Et quelques pages plus loin, à la tension dramatique, psychologique et spirituelle aussi intense, la comtesse arrache de son corset un médaillon contenant une mèche de cheveux de son fils. Le prêtre note qu’ « il semblait qu’une main mystérieuse venait d’ouvrir une brèche dans on ne sait quelle muraille invisible, et la paix rentrait de toutes parts » (212). Finalement la comtesse baisse les armes et se rend au prêtre, qui lui demande de tout donner, « orgueil compris ». Voilà la fin de cette confrontation cœur à cœur, p.212.
Le lecteur sort sonné, embrasé, de ce dialogue intense et plein de braise.

Mais dans cet échange magistral, la comtesse trouve après coup les mots justes pour qualifier le prêtre : « J'espère ne pas vous froisser en vous traitant d'enfant ? Vous l'êtes.

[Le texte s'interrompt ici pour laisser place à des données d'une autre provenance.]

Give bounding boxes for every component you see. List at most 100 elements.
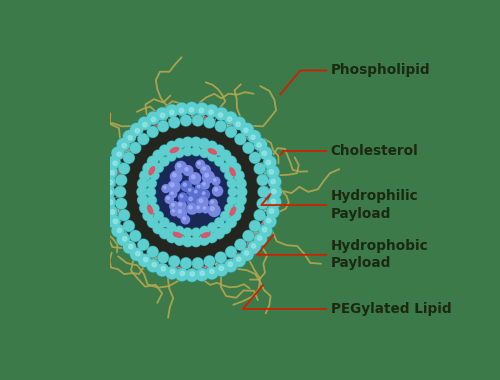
- Ellipse shape: [177, 268, 182, 270]
- Circle shape: [198, 185, 200, 188]
- Circle shape: [156, 264, 168, 276]
- Circle shape: [194, 190, 197, 193]
- Circle shape: [170, 183, 174, 187]
- Circle shape: [204, 207, 206, 209]
- Circle shape: [228, 196, 236, 204]
- Circle shape: [200, 271, 204, 276]
- Circle shape: [264, 156, 276, 169]
- Circle shape: [182, 137, 193, 147]
- Circle shape: [226, 246, 236, 258]
- Circle shape: [138, 117, 151, 130]
- Ellipse shape: [116, 209, 121, 220]
- Circle shape: [228, 187, 237, 196]
- Circle shape: [266, 160, 270, 165]
- Circle shape: [204, 256, 214, 266]
- Circle shape: [233, 254, 245, 267]
- Circle shape: [257, 174, 268, 186]
- Circle shape: [176, 207, 187, 218]
- Circle shape: [193, 116, 203, 125]
- Circle shape: [168, 256, 180, 267]
- Circle shape: [272, 189, 276, 194]
- Circle shape: [266, 206, 280, 218]
- Circle shape: [215, 157, 224, 166]
- Circle shape: [122, 144, 126, 148]
- Circle shape: [193, 189, 201, 197]
- Ellipse shape: [126, 138, 134, 148]
- Circle shape: [190, 137, 202, 147]
- Circle shape: [169, 201, 179, 211]
- Circle shape: [192, 188, 202, 198]
- Circle shape: [103, 196, 115, 208]
- Circle shape: [206, 266, 218, 279]
- Circle shape: [215, 252, 226, 263]
- Circle shape: [196, 160, 205, 169]
- Circle shape: [262, 151, 266, 156]
- Circle shape: [167, 142, 176, 151]
- Circle shape: [202, 206, 209, 213]
- Circle shape: [119, 164, 129, 174]
- Circle shape: [224, 171, 234, 180]
- Ellipse shape: [246, 239, 254, 248]
- Circle shape: [183, 183, 186, 186]
- Circle shape: [225, 260, 236, 272]
- Circle shape: [102, 186, 115, 198]
- Circle shape: [112, 225, 124, 236]
- Circle shape: [119, 210, 129, 220]
- Circle shape: [106, 106, 278, 278]
- Circle shape: [236, 122, 240, 127]
- Circle shape: [150, 204, 159, 213]
- Circle shape: [208, 152, 216, 160]
- Circle shape: [144, 257, 148, 262]
- Circle shape: [268, 196, 281, 208]
- Circle shape: [184, 147, 192, 155]
- Circle shape: [243, 230, 254, 242]
- Circle shape: [158, 253, 168, 263]
- Circle shape: [181, 181, 192, 191]
- Circle shape: [174, 161, 187, 173]
- Circle shape: [187, 187, 195, 195]
- Circle shape: [170, 269, 175, 274]
- Circle shape: [258, 199, 268, 209]
- Circle shape: [210, 269, 214, 274]
- Ellipse shape: [247, 241, 251, 245]
- Circle shape: [206, 141, 217, 152]
- Circle shape: [160, 145, 170, 155]
- Circle shape: [116, 175, 126, 185]
- Circle shape: [236, 187, 247, 197]
- Circle shape: [200, 190, 209, 199]
- Circle shape: [112, 147, 124, 160]
- Circle shape: [174, 235, 185, 245]
- Circle shape: [146, 112, 160, 125]
- Circle shape: [236, 179, 246, 188]
- Circle shape: [138, 255, 150, 266]
- Circle shape: [189, 108, 194, 112]
- Circle shape: [224, 204, 234, 213]
- Circle shape: [175, 139, 184, 148]
- Circle shape: [244, 251, 249, 255]
- Circle shape: [221, 224, 230, 233]
- Circle shape: [202, 181, 209, 189]
- Circle shape: [168, 223, 175, 231]
- Circle shape: [138, 134, 149, 145]
- Circle shape: [260, 147, 272, 160]
- Circle shape: [140, 171, 150, 181]
- Circle shape: [233, 117, 245, 130]
- Circle shape: [170, 171, 182, 183]
- Circle shape: [211, 201, 214, 203]
- Circle shape: [270, 186, 281, 198]
- Circle shape: [179, 203, 182, 206]
- Circle shape: [180, 180, 192, 192]
- Circle shape: [250, 221, 260, 231]
- Circle shape: [102, 185, 115, 198]
- Circle shape: [250, 152, 260, 163]
- Circle shape: [118, 139, 129, 150]
- Circle shape: [254, 210, 264, 220]
- Circle shape: [214, 146, 224, 155]
- Circle shape: [160, 157, 169, 166]
- Circle shape: [148, 218, 158, 227]
- Circle shape: [170, 191, 176, 198]
- Circle shape: [130, 231, 140, 241]
- Circle shape: [162, 184, 170, 193]
- Circle shape: [237, 187, 246, 196]
- Circle shape: [138, 187, 147, 196]
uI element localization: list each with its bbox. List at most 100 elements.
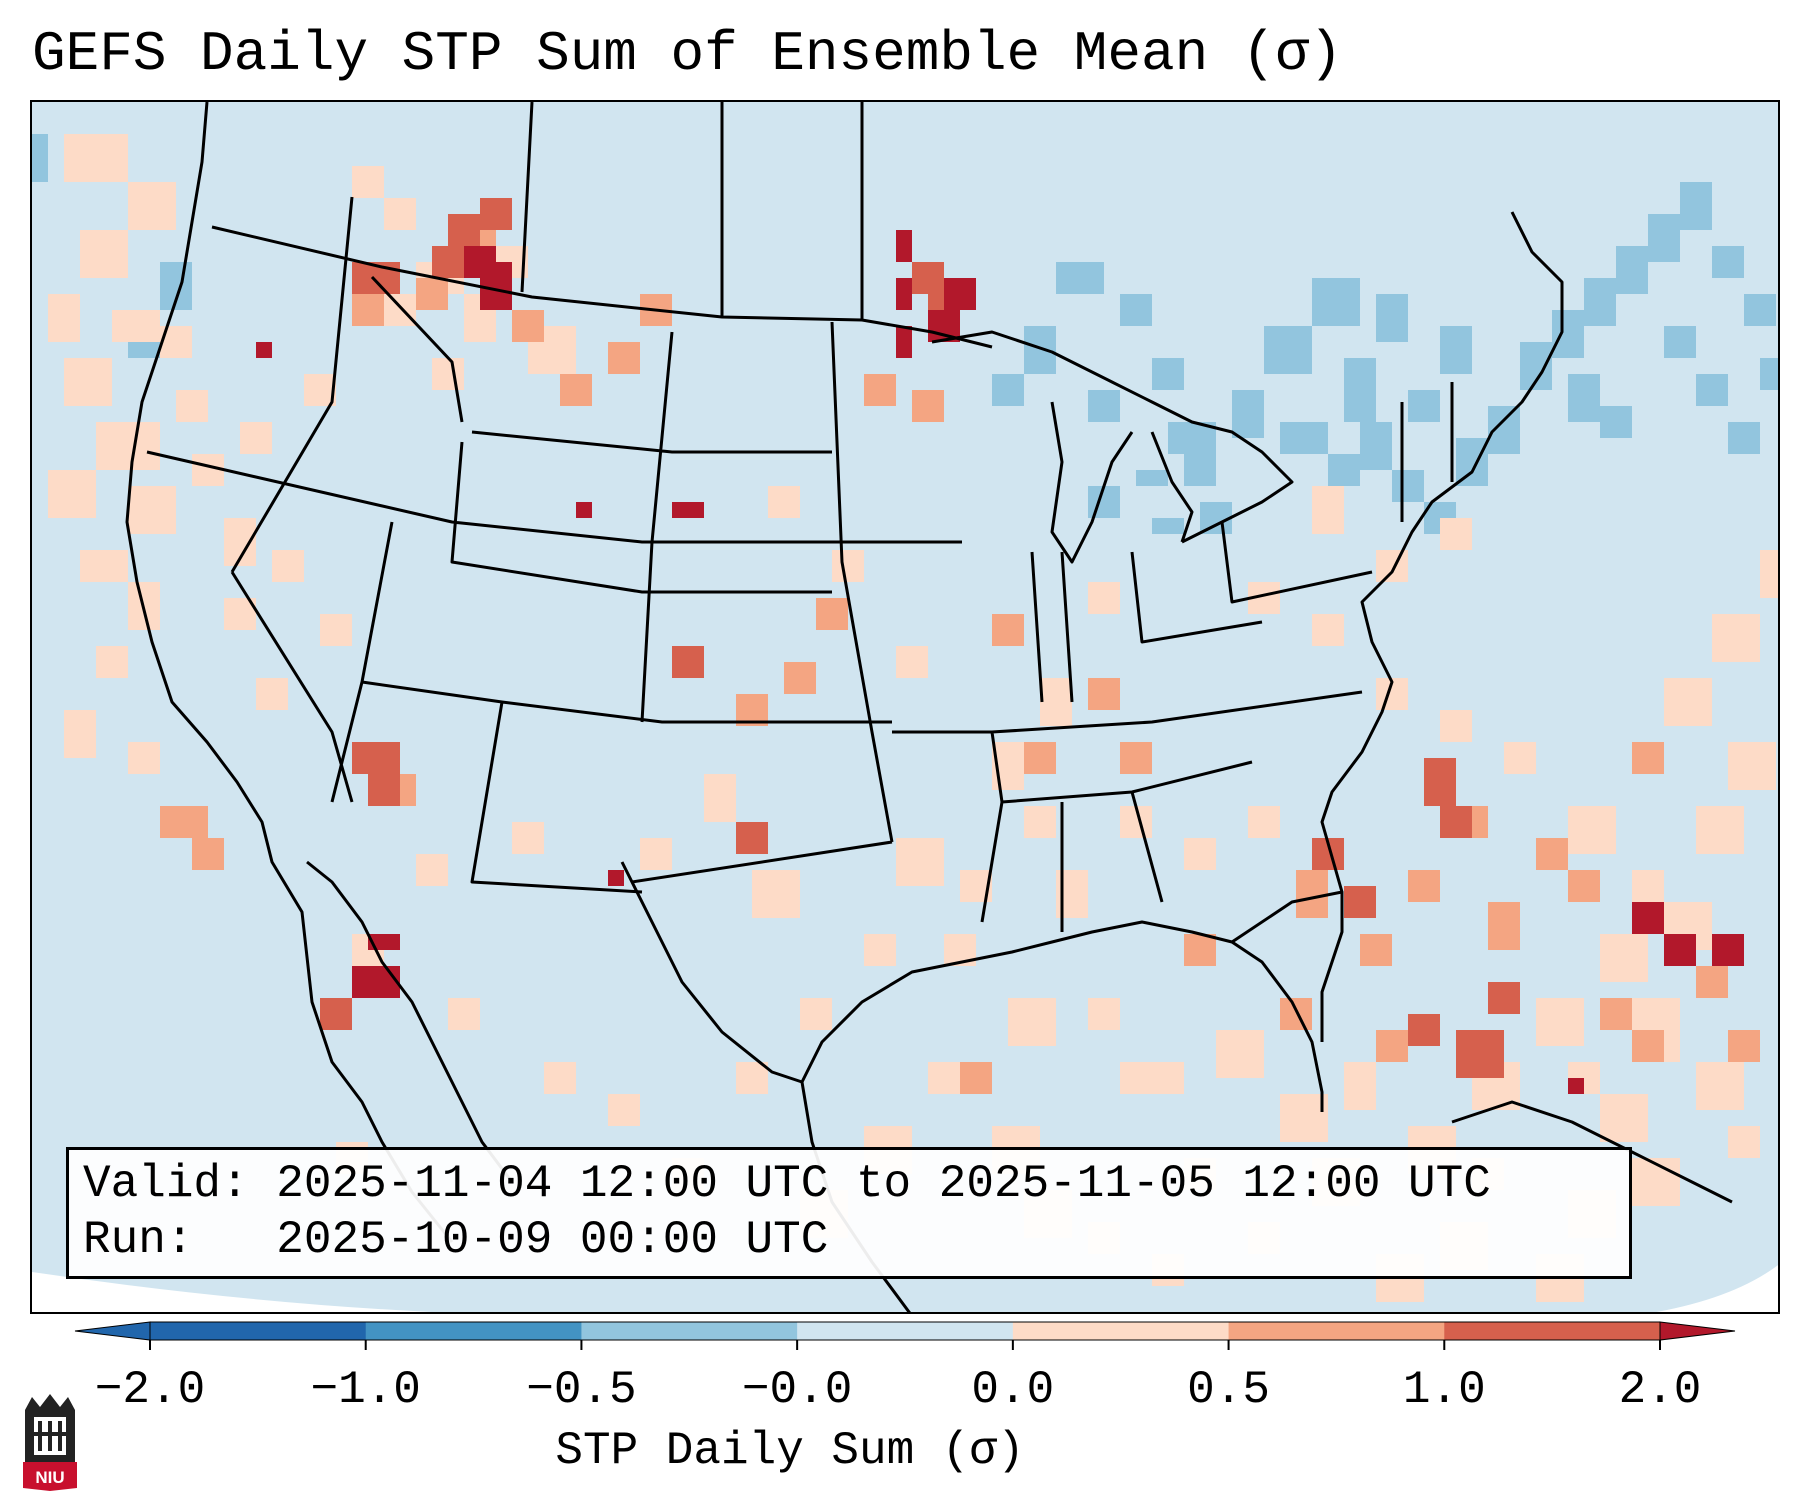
anomaly-cell — [784, 662, 816, 694]
logo-text: NIU — [35, 1468, 64, 1487]
run-value: 2025-10-09 00:00 UTC — [276, 1214, 829, 1266]
anomaly-cell — [48, 294, 80, 342]
anomaly-cell — [1728, 1126, 1760, 1158]
florida-coastline — [1231, 890, 1344, 1042]
run-row: Run: 2025-10-09 00:00 UTC — [83, 1212, 1615, 1268]
anomaly-cell — [1568, 374, 1600, 422]
anomaly-cell — [128, 742, 160, 774]
anomaly-cell — [1088, 678, 1120, 710]
anomaly-cell — [1008, 998, 1056, 1046]
anomaly-cell — [1312, 486, 1344, 534]
anomaly-cell — [1440, 710, 1472, 742]
anomaly-cell — [1760, 550, 1778, 598]
anomaly-cell — [1376, 1030, 1408, 1062]
anomaly-cell — [64, 358, 112, 406]
colorbar-tick-label: −1.0 — [310, 1364, 421, 1416]
anomaly-cell — [1536, 998, 1584, 1046]
anomaly-cell — [96, 646, 128, 678]
anomaly-cell — [1216, 1030, 1264, 1078]
anomaly-cell — [1312, 614, 1344, 646]
anomaly-cell — [80, 550, 128, 582]
anomaly-cell — [1280, 1094, 1328, 1142]
anomaly-cell — [320, 614, 352, 646]
colorbar-tick-label: 0.5 — [1187, 1364, 1270, 1416]
anomaly-cell — [704, 774, 736, 822]
colorbar-segment — [1228, 1322, 1445, 1340]
anomaly-cell — [1088, 390, 1120, 422]
anomaly-cell — [1568, 1078, 1584, 1094]
anomaly-cell — [272, 550, 304, 582]
anomaly-cell — [160, 806, 208, 838]
anomaly-cell — [1632, 1030, 1664, 1062]
anomaly-cell — [1136, 470, 1168, 486]
anomaly-cell — [64, 134, 128, 182]
run-label: Run: — [83, 1214, 194, 1266]
anomaly-cell — [1184, 838, 1216, 870]
anomaly-cell — [96, 422, 160, 470]
anomaly-cell — [352, 966, 400, 998]
niu-logo: NIU — [23, 1394, 77, 1491]
pacific-coastline — [125, 102, 454, 1243]
state-lines — [146, 102, 1454, 932]
anomaly-cell — [1088, 486, 1120, 518]
map-svg — [32, 102, 1778, 1312]
anomaly-cell — [1040, 678, 1072, 726]
anomaly-cell — [432, 358, 464, 390]
anomaly-cell — [1488, 902, 1520, 950]
chart-title: GEFS Daily STP Sum of Ensemble Mean (σ) — [32, 22, 1343, 86]
anomaly-cell — [80, 230, 128, 278]
projection-edge-left — [32, 1272, 432, 1312]
anomaly-cell — [928, 1062, 960, 1094]
great-lakes — [931, 330, 1294, 564]
anomaly-cell — [1120, 1062, 1152, 1094]
anomaly-cell — [416, 854, 448, 886]
anomaly-cell — [1088, 582, 1120, 614]
anomaly-cell — [896, 230, 912, 262]
colorbar-extend-low — [74, 1321, 151, 1341]
colorbar-tick-label: 1.0 — [1402, 1364, 1486, 1416]
anomaly-cell — [352, 166, 384, 198]
anomaly-cell — [992, 614, 1024, 646]
anomaly-cell — [1024, 326, 1056, 374]
anomaly-cell — [1664, 934, 1696, 966]
anomaly-cell — [1648, 214, 1680, 262]
anomaly-cell — [1680, 182, 1712, 230]
anomaly-cell — [912, 390, 944, 422]
anomaly-cell — [768, 486, 800, 518]
colorbar-tick-label: −0.5 — [526, 1364, 637, 1416]
anomaly-cell — [1632, 1158, 1680, 1206]
anomaly-cell — [1312, 278, 1360, 326]
anomaly-cell — [496, 262, 512, 294]
anomaly-cell — [1712, 934, 1744, 966]
anomaly-cell — [1696, 806, 1744, 854]
anomaly-cell — [1056, 262, 1104, 294]
anomaly-cell — [1408, 390, 1440, 422]
valid-row: Valid: 2025-11-04 12:00 UTC to 2025-11-0… — [83, 1156, 1615, 1212]
colorbar-segment — [365, 1322, 582, 1340]
anomaly-cell — [672, 646, 704, 678]
colorbar-tick-label: −0.0 — [741, 1364, 853, 1416]
anomaly-cell — [1264, 326, 1312, 374]
anomaly-cell — [256, 678, 288, 710]
anomaly-cell — [736, 1062, 768, 1094]
anomaly-cell — [1712, 614, 1760, 662]
anomaly-cell — [1024, 806, 1056, 838]
anomaly-cell — [256, 342, 272, 358]
anomaly-cell — [608, 342, 640, 374]
anomaly-cell — [1408, 870, 1440, 902]
anomaly-cells-darkest-red — [256, 230, 1744, 1094]
anomaly-cell — [1424, 758, 1456, 806]
anomaly-cell — [1616, 246, 1648, 294]
anomaly-cell — [1088, 998, 1120, 1030]
anomaly-cell — [1392, 470, 1424, 502]
anomaly-cell — [352, 262, 400, 294]
anomaly-cell — [512, 310, 544, 342]
anomaly-cell — [368, 934, 400, 950]
anomaly-cell — [992, 374, 1024, 406]
anomaly-cell — [1728, 1030, 1760, 1062]
anomaly-cell — [864, 374, 896, 406]
anomaly-cell — [1632, 742, 1664, 774]
colorbar-segment — [581, 1322, 798, 1340]
anomaly-cell — [352, 294, 384, 326]
anomaly-cell — [1664, 678, 1712, 726]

Que le Bon Dieu vous garde tel, à jamais. » Et on pense bien sûr à ce passage de l’Evangile : «  Amen, je vous le dis : si vous ne changez pas pour devenir comme les enfants, vous n’entrerez pas dans le royaume des Cieux. Mais celui qui se fera petit comme cet enfant, celui-là est le plus grand dans le royaume des Cieux ». (St Matthieu, chapitre 18)



3.     Ce journal se lit aussi comme une mort programmée. Dès le début malade, le jeune curé finit par cracher du sang et par mourir d’un cancer de l’estomac. Ce qui donne la figure ascétique d’un prêtre ne se nourrissant que de pain et de vin ; dès lors cette descente vers la mort se lit aussi comme un combat spirituel pour la sainteté : tomber et se relever parce que « tout est grâce », même la mort, tels sont les mots de Ste Thérèse qu’il prononce en mourant. Quel contraste dès lors entre l’apparente platitude d’une vie sobre et douloureuse et le feu spirituel qui l’anime : faire de son Jésus le feu brûlant de son cœur. En effet, « l’enfer, c’est de ne plus aimer ». Ce journal d’un curé de campagne raconte aussi son chemin de croix.

Bien-sûr, le mal rôde, en la personne notamment de Mlle Chantal, mal en elle et diffusé autour d’elle. Le mal qui vient des mots, de la médisance pour nuire et détruire. Pourtant Dieu, par l’intercession du curé, a réussi à vaincre la révolte blasphématoire de la comtesse.  Le Mal « ne sera toujours qu’une ébauche, l’ébauche d’une création hideuse, avortée, à l’extrême limite de l’être ». Ainsi, la voie est-elle de se guérir, dans le cœur de Jésus Christ, qui est la seule paix.
Telles sont les dernières paroles du journal : « Il est plus facile que l’on croit de se haïr. La grâce est de s’oublier. Mais si tout orgueil était mort en nous, la grâce des grâces serait de s’aimer humblement soi-même, comme n’importe lequel des membres souffrants de Jésus- Christ » page 345.


Ce roman est sublime, c’est du feu ; il est fait de contrastes, en effet il allie la passion et la rigueur, le feu (dans la tension et le surnaturel des dialogues) et la sobriété dans les procédés d’écriture.    Et on ne peut s’empêcher d’entendre résonner, à sa lecture, les Béatitudes.